Roast Salmon with Brussels Sprouts Preheat oven to 375°F. Toss halved brussels sprouts with olive oil, salt and pepper. Roast for 15 minutes, tossing halfway through. (And don’t worry if they look a little charred.) Turn heat to 450°F. Nestle single-serving-size salmon filets among the sprouts and roast another 10 minutes. Serve drizzled with your favorite dressing. (I love ginger-miso).

Shredded Vegetable Soup with Parm Bring a medium pot of broth (chicken or vegetable) to a boil, then lower to a simmer.
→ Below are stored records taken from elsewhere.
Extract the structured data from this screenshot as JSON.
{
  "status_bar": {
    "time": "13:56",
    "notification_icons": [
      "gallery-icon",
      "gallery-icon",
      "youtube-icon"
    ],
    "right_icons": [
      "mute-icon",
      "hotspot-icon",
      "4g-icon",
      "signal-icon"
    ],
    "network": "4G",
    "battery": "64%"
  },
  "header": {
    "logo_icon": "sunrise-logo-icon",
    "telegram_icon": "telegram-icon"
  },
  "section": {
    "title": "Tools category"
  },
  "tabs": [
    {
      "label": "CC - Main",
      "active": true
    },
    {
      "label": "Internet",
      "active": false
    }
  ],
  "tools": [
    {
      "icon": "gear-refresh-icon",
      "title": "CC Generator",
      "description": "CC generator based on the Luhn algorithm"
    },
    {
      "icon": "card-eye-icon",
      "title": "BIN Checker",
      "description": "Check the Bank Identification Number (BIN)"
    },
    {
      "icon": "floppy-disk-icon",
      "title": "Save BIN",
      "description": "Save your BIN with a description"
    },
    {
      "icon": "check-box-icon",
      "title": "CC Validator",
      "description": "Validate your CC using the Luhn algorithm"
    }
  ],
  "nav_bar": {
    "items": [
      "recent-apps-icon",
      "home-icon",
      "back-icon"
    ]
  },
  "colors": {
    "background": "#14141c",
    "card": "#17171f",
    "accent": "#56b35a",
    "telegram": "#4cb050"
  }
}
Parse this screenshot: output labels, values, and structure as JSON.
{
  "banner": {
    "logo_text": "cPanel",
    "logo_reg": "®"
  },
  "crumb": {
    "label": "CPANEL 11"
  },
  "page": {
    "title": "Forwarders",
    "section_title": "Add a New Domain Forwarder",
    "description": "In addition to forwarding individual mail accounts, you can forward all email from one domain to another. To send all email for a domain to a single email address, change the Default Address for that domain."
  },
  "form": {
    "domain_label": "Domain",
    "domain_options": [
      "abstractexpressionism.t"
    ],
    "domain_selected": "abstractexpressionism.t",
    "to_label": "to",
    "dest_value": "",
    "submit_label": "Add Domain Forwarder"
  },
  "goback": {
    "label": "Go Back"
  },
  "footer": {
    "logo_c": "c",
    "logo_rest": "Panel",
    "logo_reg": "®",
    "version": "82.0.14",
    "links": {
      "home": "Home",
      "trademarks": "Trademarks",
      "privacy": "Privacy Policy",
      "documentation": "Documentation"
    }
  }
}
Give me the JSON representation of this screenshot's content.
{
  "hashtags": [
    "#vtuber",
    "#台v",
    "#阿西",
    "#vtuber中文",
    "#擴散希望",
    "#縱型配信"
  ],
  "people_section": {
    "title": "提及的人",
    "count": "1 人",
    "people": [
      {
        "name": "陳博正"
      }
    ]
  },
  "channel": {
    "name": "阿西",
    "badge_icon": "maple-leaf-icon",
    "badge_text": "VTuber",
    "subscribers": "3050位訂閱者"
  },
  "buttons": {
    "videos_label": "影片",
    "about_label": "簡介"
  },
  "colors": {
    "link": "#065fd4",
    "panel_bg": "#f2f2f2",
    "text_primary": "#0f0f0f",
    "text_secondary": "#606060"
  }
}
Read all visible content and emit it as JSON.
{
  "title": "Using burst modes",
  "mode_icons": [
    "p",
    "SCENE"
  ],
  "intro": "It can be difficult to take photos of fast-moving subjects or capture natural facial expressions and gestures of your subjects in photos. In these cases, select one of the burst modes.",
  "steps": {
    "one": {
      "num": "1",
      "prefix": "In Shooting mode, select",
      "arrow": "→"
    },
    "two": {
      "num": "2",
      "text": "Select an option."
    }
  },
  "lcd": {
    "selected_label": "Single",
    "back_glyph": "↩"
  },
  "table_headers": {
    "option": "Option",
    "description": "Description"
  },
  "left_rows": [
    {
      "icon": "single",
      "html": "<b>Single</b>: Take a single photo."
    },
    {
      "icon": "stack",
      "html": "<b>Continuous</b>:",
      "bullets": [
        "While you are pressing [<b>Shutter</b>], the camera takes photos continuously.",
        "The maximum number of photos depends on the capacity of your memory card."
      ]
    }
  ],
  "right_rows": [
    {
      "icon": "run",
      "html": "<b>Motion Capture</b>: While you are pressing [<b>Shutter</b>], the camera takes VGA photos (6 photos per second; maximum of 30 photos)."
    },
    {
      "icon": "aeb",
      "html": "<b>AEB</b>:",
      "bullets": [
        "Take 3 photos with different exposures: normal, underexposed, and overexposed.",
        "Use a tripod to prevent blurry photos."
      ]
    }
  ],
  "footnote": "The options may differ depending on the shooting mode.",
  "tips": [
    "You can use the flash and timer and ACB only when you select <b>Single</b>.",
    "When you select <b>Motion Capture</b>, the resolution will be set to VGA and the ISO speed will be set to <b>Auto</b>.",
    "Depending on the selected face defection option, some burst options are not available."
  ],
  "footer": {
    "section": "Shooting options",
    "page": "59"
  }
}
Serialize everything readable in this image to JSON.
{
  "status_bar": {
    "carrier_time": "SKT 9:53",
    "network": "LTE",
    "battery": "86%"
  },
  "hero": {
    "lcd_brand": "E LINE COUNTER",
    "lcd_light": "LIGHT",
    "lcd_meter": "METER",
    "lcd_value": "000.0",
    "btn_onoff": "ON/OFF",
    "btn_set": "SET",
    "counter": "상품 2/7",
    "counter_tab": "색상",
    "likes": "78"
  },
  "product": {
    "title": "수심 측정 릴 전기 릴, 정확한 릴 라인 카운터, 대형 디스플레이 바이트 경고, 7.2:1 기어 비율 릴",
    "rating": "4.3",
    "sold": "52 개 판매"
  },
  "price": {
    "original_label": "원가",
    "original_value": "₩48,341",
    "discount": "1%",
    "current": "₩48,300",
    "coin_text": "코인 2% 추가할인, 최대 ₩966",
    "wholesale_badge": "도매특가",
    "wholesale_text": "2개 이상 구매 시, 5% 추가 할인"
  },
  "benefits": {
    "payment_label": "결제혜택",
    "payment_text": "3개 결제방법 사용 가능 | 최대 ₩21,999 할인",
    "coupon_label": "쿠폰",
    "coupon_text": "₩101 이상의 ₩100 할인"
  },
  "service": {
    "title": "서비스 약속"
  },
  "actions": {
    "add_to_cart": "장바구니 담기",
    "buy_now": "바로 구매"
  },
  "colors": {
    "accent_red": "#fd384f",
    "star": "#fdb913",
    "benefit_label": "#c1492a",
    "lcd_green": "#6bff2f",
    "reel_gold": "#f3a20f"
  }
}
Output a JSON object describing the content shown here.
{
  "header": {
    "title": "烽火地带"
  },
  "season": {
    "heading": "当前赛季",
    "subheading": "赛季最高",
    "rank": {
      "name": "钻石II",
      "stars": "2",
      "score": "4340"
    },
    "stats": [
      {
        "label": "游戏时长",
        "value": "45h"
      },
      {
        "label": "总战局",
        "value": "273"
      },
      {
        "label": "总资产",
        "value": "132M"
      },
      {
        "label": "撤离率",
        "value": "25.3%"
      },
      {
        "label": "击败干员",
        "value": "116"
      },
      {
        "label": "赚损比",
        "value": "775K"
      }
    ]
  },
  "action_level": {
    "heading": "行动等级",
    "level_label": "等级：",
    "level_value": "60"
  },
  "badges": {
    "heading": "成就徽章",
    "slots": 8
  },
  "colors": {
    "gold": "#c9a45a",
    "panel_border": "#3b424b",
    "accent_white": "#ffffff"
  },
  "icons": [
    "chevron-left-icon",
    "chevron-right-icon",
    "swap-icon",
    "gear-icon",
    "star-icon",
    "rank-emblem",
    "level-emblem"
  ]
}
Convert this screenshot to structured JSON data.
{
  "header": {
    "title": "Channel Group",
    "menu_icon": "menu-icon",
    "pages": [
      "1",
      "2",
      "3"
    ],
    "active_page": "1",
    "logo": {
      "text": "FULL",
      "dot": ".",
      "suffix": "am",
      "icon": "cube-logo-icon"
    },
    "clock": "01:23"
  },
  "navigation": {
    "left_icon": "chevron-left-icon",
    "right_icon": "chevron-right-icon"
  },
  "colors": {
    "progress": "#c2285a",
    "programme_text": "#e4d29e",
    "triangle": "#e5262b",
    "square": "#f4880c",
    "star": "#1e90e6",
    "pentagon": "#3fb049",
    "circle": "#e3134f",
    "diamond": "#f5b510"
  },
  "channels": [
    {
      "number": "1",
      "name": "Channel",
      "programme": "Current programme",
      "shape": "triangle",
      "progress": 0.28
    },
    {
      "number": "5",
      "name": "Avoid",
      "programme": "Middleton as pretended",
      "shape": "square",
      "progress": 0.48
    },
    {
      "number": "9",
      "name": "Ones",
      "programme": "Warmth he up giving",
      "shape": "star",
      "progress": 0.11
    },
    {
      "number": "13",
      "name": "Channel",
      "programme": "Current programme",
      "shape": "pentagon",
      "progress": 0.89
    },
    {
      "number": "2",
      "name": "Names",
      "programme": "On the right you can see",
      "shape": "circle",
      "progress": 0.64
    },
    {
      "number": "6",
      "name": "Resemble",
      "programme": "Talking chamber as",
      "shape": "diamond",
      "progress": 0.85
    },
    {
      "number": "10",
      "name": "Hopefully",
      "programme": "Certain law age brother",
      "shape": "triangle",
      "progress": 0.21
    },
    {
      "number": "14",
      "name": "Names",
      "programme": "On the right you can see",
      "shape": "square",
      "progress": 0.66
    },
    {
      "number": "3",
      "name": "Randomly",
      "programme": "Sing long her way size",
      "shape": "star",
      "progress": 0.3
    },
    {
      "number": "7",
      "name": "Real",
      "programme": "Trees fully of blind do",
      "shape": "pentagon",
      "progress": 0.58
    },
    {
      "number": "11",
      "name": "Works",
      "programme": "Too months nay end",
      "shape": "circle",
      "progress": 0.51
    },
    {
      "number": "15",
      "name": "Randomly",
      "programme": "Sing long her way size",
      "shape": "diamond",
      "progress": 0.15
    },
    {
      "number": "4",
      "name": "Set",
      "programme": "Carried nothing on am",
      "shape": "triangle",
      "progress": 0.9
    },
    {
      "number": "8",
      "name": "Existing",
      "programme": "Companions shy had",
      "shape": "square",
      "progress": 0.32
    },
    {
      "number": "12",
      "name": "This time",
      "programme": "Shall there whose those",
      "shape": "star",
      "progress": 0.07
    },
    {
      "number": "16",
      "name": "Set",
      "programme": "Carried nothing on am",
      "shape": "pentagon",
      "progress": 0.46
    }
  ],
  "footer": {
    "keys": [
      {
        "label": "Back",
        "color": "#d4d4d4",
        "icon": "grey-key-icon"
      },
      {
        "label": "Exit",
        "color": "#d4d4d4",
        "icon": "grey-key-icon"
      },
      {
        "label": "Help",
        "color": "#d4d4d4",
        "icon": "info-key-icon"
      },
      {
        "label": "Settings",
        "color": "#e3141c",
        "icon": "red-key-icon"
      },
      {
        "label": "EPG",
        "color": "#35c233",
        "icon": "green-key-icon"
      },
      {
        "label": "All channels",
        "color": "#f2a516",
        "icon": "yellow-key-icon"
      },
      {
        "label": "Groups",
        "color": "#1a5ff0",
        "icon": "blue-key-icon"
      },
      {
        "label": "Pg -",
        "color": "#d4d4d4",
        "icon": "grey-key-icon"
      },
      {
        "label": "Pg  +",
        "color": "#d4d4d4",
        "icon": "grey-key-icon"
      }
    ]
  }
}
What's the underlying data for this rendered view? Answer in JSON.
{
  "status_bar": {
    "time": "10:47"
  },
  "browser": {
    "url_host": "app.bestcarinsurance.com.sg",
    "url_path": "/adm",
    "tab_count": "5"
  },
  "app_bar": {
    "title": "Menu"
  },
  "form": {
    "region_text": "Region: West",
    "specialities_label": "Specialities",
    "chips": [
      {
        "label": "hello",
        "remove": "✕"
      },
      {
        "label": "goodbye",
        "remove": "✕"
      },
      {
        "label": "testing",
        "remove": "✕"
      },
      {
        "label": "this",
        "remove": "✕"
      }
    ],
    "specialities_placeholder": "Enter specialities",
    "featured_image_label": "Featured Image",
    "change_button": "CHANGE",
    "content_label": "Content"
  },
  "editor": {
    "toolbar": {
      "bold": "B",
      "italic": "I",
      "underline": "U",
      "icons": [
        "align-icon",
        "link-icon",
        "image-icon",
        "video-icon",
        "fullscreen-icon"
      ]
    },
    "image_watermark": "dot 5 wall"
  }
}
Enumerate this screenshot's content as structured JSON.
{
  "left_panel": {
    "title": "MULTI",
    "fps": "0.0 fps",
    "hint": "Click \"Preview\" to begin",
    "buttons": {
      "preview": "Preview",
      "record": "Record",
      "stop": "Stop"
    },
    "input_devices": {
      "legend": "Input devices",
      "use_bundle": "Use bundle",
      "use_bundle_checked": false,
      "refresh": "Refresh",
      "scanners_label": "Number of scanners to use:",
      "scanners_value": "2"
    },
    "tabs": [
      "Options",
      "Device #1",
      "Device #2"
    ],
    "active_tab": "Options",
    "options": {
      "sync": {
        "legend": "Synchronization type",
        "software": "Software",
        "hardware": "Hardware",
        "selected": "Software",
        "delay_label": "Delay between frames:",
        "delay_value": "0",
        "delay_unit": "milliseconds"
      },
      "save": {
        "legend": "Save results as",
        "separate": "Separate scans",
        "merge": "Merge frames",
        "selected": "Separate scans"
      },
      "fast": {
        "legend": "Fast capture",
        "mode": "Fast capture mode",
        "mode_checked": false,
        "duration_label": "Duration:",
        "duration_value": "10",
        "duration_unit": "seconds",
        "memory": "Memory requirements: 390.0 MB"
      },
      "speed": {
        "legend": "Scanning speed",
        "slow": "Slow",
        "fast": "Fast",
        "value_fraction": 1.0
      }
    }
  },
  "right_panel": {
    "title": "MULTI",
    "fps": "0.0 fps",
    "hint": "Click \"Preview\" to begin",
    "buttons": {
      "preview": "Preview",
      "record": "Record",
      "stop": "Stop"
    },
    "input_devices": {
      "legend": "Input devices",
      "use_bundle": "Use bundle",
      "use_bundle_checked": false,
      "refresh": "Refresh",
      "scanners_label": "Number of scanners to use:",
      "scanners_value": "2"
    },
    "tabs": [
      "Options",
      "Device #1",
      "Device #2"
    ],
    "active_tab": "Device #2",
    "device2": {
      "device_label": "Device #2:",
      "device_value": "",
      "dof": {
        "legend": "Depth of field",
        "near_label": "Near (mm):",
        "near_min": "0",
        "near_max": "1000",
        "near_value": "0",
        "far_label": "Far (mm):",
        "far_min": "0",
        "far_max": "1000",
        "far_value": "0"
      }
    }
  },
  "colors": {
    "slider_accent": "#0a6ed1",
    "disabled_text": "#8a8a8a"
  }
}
Add shredded vegetables (anything you have; hearty leaves like kale can be torn) and simmer until vegetables are cooked through, not more than 2 or 3 minutes. Ladle into bowls and top generously with grated Parmesan and a drizzle of olive oil. Serve with crusty bread.

Brussels Sprouts Pizza Heat oven to 450°F. Press and stretch a 16-ounce storebought pizza dough on a baking sheet brushed with olive oil until it reaches the edges of the pan. (You want the crust to be thin.) Top with 1/2 cup grated Parmesan. In a large skillet, over medium-high heat, cook halved Brussels sprouts and chopped red onions in olive oil. (Optional: Skip the olive oil, fry a piece of bacon and cook the vegetables in the bacon’s rendered fat.) Add Brussels mixture to the pizza dough, then bake for 10 minutes, until dough is crispy and golden.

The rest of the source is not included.